The survey will be open until - well, whenever you say. I’ve put it to close in a week’s time (17 August) at the moment but that can be changed to whatever you feel appropriate.

I/we might as well get hung as sheep than lambs.  And as I just said in answer to some other comment, the action plan to persuade my UK publisher to arrange a bookstore signing or equivalent in London is an experiment in the practical application of a blog.  Go for it. 

Publicity

That’s the good news.  Now here’s the bad news.  Southdowner, I think it was,* suggested that I tour over here for it, since after all the UK is small, and I said it’s not that small and I have this little hellhound digestive issue that keeps me on a short leash, but that I could come up to London for half a day if she wanted to harass my publisher into setting it up.  And she** wrote back and said to get her an address to direct her harassment at.

            I wrote to my editor who said she’d look into it.  And this is what I got back:

info@transworld-publishers.co.uk

Any request will automatically get forwarded to the publicity department.

           This is not hopeful.  What we wanted was a name and preferably a title, like Minor Marketing Gnome in Charge of Dubious Projects.  So if all three and a half of you British readers out there want to make a dent, I’m afraid you’ll have to get organised as well as strident.  One or two polite emails isn’t going to wake anybody up, let alone grab their attention.  I have no idea how many emails and how many signatures you’d need–anybody out there know more about this than I do?–but, you know, more than several.  And don’t worry, I’m more than happy not to come up to London to do a signing where the only two people who show up are the two people who wrote all those emails/letters on all those different computers/from different e-addresses.  Well, no, if it’s southdowner it will be one person and a dog. ***

* * *

* One of you unnervingly frisky types

** friskily

 *** Or possibly eleven dogs.

Sunshine

img_0633jpgsmall.jpg

I had a terrible time trying to take a photo without the flash reflecting blindingly off the shiny cover, so please don’t point out that it’s not in perfect focus or that it’s at a funny angle:  it’s the best I could manage.  (And the yellow in the upper lefthand corner is part of the illustration.)  And it was supposed to go up yesterday when the book arrived, and I was at the mews for supper . . . and the camera battery died about three dazzle-glare attempts in.  ARRRRRRGH.  The battery charger being back at the cottage, of course, not to mention that it takes about three hours to recharge and I didn’t have three hours.  But that does explain why I was blogging late last night, even for me:  I had planned writing a nice little short entry, buttressed by a photograph.  But noooooo.
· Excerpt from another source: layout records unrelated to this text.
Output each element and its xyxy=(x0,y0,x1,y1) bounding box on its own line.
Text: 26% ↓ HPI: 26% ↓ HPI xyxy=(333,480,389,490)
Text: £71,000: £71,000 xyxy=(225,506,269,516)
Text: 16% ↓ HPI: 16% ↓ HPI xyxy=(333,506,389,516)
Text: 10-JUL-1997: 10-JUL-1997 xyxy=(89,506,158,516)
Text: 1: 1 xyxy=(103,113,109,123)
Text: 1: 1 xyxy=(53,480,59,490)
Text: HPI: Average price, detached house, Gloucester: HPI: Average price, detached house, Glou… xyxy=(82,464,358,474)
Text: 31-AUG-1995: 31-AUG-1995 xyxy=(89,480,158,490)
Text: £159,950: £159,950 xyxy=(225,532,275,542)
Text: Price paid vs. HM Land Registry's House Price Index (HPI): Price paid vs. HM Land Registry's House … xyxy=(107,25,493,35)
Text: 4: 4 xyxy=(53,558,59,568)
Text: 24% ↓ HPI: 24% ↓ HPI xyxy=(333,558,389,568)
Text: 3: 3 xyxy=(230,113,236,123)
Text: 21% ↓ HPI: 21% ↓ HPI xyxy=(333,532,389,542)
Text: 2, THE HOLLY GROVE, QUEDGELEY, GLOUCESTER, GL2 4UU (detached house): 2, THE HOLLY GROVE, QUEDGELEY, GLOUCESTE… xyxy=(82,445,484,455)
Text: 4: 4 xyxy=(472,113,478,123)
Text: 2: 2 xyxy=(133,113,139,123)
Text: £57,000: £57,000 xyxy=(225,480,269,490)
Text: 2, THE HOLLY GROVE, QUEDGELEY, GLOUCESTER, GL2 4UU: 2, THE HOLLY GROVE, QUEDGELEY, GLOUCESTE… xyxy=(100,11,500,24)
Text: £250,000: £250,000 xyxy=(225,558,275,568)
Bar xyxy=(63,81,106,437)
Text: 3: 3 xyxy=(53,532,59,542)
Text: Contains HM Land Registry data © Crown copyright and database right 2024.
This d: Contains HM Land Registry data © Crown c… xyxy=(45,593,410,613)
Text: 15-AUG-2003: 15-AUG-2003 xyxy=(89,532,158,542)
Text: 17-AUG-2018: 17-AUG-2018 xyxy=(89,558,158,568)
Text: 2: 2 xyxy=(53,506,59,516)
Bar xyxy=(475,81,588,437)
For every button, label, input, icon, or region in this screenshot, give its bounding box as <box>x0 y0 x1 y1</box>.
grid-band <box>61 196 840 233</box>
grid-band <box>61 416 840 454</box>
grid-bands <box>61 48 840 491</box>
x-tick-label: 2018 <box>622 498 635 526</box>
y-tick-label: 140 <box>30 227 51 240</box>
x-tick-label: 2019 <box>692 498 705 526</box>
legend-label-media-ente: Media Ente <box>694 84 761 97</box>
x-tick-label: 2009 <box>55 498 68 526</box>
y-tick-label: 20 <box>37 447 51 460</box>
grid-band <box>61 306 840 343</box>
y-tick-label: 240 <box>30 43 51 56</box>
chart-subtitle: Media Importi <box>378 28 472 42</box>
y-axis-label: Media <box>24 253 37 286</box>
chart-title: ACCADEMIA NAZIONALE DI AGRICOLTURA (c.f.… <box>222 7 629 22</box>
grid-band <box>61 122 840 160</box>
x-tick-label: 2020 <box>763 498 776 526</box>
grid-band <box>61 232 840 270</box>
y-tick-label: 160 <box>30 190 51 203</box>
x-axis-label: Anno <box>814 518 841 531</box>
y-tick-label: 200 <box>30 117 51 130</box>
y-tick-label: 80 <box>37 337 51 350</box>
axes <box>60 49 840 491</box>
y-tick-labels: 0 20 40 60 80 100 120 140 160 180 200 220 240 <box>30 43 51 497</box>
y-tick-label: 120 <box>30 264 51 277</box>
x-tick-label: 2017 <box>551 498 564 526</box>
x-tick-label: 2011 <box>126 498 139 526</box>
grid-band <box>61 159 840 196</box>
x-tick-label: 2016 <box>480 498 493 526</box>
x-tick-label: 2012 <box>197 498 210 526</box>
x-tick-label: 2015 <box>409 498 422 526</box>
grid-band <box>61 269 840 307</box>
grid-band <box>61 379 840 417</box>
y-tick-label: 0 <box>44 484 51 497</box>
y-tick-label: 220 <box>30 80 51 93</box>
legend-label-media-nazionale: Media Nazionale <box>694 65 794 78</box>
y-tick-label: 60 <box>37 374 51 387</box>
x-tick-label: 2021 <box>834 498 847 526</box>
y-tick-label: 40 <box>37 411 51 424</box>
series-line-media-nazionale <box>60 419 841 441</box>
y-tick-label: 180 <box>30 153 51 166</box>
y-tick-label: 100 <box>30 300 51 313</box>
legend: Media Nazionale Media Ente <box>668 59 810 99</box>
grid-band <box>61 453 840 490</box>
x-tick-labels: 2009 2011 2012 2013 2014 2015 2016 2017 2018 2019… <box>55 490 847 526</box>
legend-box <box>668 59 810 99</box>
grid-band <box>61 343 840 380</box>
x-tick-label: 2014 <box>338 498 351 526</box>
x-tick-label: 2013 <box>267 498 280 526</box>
Anyway.  Here she is, in her reissued glory, although this is another sneaky advance copy, and she’s not available till September either.  This is the UK edition;  I assume the US will be identical, barring the odd tag line* and choice of quote.**  I like it better than I thought I was going to.  In fact it’s pretty cool, in spite of the babe.  It’s also–which you can’t see from the photo–a nice trim size and a nice heft in the hand, and it has a good legible typeface.  Big hurrah.

* * * 

* Can’t remember what the official publishing lingo is for it, but tag line will do.  Publishing loves tag lines.  I think they’re idiotic, myself, but some of them are more grotesque than others.  This one is fairly inoffensive, as these things go, although it still makes me want to say, yeah, yeah, yeah, and you do know that the earth orbits around the sun and allowing for a little seasonal variation it gets dark every night?  I was spared a really epicly inappropriate tag line once that I’d even seen in roughs of the jacket–I don’t always see everything:  I didn’t see this one for SUNSHINE–and had kicked and screamed, and they just raised their voices and told me they knew best.  And then at the last minute someone noticed that Disney had already used it and if they did too they’d get their butts sued off.  They were all so demoralised by this that my book and I escaped with no tag line whatsoever.  Hee hee hee hee hee hee.

** ‘SF horror romance’??  Okay, we’re going for inclusive here.  What about ‘with baked goods’?